Judges Frank Easterbrook and David Hamilton each wrote separate concurrences in the case. Easterbrook agreed with the decision and remand, but had reservations about choice-of-law questions that the majority found had been waived.

“I agree with my colleagues that the case must be remanded, but I do not agree with them about what ought to happen next. I have reservations about choice of law and the content of federal successorship law to the extent it applies,” he wrote. “… Because the Funds seek to recover from CWG Plastering directly under two federal statutes, the district court has subject‐matter jurisdiction.

“It does not follow that federal law applies to all of the Funds’ claims,” Easterbrook wrote, noting the funds would have been worse off had the judgment been discharged in bankruptcy.

“… If Curt Gianino had consulted a good bankruptcy lawyer before taking over his father’s business, he would have been told these things. Ordering him to pay about $200,000 to the Funds is a steep penalty for the lack of legal advice and will serve as an incentive for family businesses to throw creditors, workers, and customers to the wolves,” Easterbrook continued. “Is that really what federal common law should achieve?

Hamilton’s concurrence took exception to Easterbrook’s.

“The federal rules of successorship liability under (the Employee Retirement Income Security Act) and federal labor law evolved as equitable doctrines to address the common practice of employers trying to sell their businesses so as to avoid their obligations under federal law,” Hamilton wrote. “In developing those rules, courts have indeed kept an eye on how those rules would likely affect people to alter their decisions in buying and selling businesses or their assets.”

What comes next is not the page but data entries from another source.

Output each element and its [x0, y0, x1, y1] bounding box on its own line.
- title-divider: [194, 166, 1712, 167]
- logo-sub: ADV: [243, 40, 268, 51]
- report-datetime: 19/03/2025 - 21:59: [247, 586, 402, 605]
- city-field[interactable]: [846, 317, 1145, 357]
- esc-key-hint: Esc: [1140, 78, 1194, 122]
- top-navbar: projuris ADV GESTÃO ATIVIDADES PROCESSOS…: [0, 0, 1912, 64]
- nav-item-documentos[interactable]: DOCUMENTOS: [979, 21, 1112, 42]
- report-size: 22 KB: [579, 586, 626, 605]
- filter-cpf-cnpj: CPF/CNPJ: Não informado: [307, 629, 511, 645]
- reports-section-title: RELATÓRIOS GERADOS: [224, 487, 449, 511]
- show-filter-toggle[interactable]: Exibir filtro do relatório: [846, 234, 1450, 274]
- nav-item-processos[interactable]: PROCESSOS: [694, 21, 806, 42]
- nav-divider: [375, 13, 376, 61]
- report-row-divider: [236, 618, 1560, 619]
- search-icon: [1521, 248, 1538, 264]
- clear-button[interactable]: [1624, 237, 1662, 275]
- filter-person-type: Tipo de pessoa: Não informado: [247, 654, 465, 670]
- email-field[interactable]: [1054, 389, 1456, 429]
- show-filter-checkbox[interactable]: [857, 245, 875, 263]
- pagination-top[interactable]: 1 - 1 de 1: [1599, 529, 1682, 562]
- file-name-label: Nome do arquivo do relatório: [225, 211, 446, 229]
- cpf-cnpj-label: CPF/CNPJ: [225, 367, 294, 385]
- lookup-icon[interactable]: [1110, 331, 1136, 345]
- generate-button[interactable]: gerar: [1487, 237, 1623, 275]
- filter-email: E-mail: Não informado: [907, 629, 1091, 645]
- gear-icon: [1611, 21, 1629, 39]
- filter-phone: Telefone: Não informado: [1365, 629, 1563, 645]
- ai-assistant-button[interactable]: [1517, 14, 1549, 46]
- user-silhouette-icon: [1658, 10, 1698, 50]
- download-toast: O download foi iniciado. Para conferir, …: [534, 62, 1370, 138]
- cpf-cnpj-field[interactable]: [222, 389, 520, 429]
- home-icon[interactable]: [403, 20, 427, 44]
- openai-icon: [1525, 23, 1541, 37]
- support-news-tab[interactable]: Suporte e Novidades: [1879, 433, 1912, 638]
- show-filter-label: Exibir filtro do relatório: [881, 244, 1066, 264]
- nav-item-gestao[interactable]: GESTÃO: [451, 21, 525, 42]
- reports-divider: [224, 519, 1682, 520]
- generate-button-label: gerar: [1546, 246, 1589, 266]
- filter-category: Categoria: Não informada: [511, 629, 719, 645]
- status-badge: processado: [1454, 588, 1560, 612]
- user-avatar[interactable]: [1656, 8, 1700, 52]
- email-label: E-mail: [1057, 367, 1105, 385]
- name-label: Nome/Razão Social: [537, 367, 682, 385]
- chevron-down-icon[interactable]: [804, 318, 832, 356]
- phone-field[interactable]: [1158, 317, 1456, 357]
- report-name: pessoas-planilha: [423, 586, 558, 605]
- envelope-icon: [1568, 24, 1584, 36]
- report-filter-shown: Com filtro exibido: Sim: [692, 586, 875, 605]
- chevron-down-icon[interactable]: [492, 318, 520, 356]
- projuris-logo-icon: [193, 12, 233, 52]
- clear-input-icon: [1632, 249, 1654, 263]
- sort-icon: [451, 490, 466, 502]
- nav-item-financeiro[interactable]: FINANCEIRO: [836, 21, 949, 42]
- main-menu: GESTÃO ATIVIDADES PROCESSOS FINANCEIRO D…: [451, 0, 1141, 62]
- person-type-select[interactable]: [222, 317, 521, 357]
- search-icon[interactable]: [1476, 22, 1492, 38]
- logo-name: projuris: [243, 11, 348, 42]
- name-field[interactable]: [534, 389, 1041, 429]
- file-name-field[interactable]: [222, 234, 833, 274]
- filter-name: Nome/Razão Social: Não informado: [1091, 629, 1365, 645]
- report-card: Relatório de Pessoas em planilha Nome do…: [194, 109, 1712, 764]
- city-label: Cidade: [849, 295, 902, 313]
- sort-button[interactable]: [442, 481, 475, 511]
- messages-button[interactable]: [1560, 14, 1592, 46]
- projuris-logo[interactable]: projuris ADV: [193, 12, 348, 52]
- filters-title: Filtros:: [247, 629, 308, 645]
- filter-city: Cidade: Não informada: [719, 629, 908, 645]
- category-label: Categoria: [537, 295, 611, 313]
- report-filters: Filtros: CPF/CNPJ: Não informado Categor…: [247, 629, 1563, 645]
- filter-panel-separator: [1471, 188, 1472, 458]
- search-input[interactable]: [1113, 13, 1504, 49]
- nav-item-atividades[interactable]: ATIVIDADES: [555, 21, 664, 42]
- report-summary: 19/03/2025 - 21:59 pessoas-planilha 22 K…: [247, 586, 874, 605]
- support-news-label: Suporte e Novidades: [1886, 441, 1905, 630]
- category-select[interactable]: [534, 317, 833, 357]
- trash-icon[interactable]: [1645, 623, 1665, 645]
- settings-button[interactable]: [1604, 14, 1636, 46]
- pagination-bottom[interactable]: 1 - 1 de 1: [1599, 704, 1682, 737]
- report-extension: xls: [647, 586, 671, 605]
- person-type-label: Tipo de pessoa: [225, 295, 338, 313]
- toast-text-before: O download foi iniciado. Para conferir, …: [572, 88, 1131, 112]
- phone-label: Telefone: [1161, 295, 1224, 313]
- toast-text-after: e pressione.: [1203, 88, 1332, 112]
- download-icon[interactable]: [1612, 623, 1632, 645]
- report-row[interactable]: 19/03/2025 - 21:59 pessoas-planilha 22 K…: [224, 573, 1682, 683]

“(T)he case now before us … does include powerful evidence of a bad‐faith effort to continue the earlier business while favoring certain creditors and leaving these Funds unpaid,” Hamilton continued. “If bankruptcy would be a better alternative, fairer to all creditors of an insolvent business, so be it.”

The case is remanded for proceedings on the union’s claims that CWG is liable for the judgment as well as ongoing violations of the collective bargaining agreement.